Vitamin C for Heart Failure
Therapy with vitamin C may help heart failure patients by improving the function of their blood vessels. Vitamin C is an antioxidant, which means it helps remove cell-damaging oxygen compounds from the body.
German and French researchers found that the vitamin appeared to keep cells in the blood vessel wall from dying. They say this protection from cell death could explain previous study findings suggesting that vitamin C benefits blood vessel function in people with congestive heart failure.

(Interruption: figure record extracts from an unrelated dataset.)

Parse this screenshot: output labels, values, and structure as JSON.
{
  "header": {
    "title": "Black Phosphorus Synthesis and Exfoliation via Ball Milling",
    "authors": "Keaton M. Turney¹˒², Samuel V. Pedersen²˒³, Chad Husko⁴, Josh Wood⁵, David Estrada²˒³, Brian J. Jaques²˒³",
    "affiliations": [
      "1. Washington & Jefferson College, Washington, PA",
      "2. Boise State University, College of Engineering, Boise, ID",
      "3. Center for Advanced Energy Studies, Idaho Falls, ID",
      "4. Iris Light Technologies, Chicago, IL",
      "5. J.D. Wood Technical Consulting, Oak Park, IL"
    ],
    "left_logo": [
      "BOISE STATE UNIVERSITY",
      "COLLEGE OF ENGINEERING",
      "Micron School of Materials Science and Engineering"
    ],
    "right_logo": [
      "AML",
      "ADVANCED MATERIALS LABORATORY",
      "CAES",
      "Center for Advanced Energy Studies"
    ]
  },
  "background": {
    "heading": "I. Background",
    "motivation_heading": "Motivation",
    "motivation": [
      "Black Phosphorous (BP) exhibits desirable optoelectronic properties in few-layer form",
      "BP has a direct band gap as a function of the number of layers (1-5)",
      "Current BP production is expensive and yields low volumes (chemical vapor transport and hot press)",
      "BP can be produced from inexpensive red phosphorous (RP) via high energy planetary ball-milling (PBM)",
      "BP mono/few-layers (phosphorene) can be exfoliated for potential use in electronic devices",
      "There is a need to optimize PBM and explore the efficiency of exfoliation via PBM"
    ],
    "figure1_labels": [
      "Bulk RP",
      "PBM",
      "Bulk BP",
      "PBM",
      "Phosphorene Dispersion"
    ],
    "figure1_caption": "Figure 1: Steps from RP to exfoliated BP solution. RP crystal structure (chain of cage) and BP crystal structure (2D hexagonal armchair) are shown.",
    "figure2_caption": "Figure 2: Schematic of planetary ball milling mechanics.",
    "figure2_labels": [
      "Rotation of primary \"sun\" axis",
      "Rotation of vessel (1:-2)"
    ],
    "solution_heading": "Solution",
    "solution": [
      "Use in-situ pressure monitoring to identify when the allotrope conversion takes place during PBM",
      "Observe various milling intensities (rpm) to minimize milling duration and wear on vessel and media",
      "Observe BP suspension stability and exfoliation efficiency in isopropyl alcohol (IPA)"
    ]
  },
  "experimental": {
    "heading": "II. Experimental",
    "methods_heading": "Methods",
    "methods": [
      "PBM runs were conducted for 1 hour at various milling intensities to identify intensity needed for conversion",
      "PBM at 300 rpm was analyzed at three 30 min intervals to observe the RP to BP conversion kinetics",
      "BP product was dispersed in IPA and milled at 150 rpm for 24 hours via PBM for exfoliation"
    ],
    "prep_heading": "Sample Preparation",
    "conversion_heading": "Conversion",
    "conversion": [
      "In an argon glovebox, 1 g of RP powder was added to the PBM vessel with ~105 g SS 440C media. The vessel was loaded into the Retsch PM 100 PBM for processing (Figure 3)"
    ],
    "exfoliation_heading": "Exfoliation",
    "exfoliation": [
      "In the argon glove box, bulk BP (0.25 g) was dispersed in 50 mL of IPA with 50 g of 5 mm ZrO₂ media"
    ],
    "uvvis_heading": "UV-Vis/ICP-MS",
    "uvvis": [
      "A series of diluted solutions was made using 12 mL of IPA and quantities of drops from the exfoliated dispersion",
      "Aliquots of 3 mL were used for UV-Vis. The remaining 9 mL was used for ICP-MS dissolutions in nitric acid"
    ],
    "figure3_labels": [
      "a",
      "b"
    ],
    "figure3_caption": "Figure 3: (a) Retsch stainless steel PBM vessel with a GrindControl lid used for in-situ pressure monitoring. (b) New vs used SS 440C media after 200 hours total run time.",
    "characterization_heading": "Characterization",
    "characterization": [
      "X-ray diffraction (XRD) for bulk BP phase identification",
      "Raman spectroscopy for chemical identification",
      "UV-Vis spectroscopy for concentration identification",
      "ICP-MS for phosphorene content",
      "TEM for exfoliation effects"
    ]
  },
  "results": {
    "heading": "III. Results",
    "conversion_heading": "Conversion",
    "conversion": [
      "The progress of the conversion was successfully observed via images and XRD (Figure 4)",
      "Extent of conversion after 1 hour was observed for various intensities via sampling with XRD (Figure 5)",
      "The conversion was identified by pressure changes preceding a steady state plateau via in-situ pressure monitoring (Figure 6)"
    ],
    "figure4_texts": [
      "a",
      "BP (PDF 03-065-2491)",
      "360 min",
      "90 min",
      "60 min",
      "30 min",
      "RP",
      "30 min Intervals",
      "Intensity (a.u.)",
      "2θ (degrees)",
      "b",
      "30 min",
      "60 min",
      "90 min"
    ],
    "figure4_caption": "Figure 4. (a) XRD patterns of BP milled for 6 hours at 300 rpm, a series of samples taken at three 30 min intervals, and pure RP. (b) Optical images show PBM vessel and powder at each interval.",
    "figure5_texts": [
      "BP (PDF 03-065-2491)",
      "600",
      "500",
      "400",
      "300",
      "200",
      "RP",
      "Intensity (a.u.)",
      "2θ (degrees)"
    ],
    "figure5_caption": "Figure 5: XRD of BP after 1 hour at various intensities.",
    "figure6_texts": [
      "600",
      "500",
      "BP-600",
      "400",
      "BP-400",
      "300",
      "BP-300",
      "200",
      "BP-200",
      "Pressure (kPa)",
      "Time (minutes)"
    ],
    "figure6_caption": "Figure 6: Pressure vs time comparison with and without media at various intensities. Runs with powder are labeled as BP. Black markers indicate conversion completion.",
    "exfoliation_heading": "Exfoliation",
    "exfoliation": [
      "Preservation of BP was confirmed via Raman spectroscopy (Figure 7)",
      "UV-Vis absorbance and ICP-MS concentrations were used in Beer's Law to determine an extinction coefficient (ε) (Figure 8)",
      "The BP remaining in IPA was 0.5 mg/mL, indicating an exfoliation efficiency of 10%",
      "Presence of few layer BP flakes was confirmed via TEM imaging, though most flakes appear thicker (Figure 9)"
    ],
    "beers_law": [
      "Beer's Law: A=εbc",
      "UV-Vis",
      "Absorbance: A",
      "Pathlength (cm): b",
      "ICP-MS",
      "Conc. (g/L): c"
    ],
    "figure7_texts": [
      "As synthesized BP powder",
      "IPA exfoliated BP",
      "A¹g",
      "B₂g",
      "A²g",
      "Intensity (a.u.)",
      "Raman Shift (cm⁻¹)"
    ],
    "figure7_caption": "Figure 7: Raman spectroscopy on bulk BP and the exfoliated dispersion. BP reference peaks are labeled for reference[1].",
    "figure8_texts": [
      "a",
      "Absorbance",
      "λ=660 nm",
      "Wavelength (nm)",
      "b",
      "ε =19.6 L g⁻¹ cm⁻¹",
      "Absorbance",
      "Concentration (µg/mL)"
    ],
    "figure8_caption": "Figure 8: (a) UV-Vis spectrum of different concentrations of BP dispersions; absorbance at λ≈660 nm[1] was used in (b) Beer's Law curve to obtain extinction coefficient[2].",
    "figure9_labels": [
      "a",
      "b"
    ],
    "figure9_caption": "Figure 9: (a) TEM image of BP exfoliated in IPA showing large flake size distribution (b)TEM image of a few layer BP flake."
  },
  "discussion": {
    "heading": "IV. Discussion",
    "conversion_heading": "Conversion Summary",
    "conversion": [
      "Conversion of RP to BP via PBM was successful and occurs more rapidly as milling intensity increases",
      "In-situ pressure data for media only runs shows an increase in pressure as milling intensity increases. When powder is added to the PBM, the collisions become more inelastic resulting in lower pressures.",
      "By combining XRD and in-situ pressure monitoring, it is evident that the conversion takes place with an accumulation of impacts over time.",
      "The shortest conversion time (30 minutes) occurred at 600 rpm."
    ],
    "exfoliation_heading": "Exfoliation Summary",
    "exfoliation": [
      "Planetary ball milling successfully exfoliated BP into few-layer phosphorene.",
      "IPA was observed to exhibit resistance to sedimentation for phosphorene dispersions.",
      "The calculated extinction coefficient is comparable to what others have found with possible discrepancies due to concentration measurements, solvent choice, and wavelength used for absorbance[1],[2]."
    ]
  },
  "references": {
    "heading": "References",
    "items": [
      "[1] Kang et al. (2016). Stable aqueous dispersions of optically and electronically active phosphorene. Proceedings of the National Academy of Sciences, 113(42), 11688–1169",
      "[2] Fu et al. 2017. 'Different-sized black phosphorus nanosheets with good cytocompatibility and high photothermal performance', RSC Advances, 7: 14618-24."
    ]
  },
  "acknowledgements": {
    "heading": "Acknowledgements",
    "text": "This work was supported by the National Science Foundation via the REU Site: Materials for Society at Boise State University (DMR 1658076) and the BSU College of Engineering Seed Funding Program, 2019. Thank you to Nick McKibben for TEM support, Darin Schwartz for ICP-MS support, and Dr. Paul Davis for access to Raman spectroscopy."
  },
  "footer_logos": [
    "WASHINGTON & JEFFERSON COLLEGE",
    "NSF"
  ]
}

Congestive heart failure occurs when the heart cannot pump efficiently enough to meet the body's needs, resulting in symptoms such as fatigue and shortness of breath. Heart failure usually results from an underlying heart condition such as coronary artery disease.
Investigators gave 34 patients either vitamin treatment or an inactive placebo. Treated patients first received an intravenous dose of vitamin C, followed by three days of oral supplements. All were on standard drug treatment for heart failure.
Before treating the patients, the researchers had found in experiments that exposing endothelial cells to vitamin C kept certain inflammatory proteins from pushing the cells to "commit suicide" -- a process called apoptosis.
Similarly, when they examined blood samples from the patients, they found that those who received vitamin C showed far less evidence of apoptosis in endothelial cells than they had before treatment. Placebo patients showed no such change.
Heart failure patients also show poor function in the blood vessel walls, and research suggests that damaging forms of oxygen called reactive oxygen species accumulate in the blood as the condition progresses. This oxidative stress may contribute to dysfunction in the blood vessel wall -- called the endothelium -- by killing off endothelial cells, according to Circulation (October 30, 2001;104).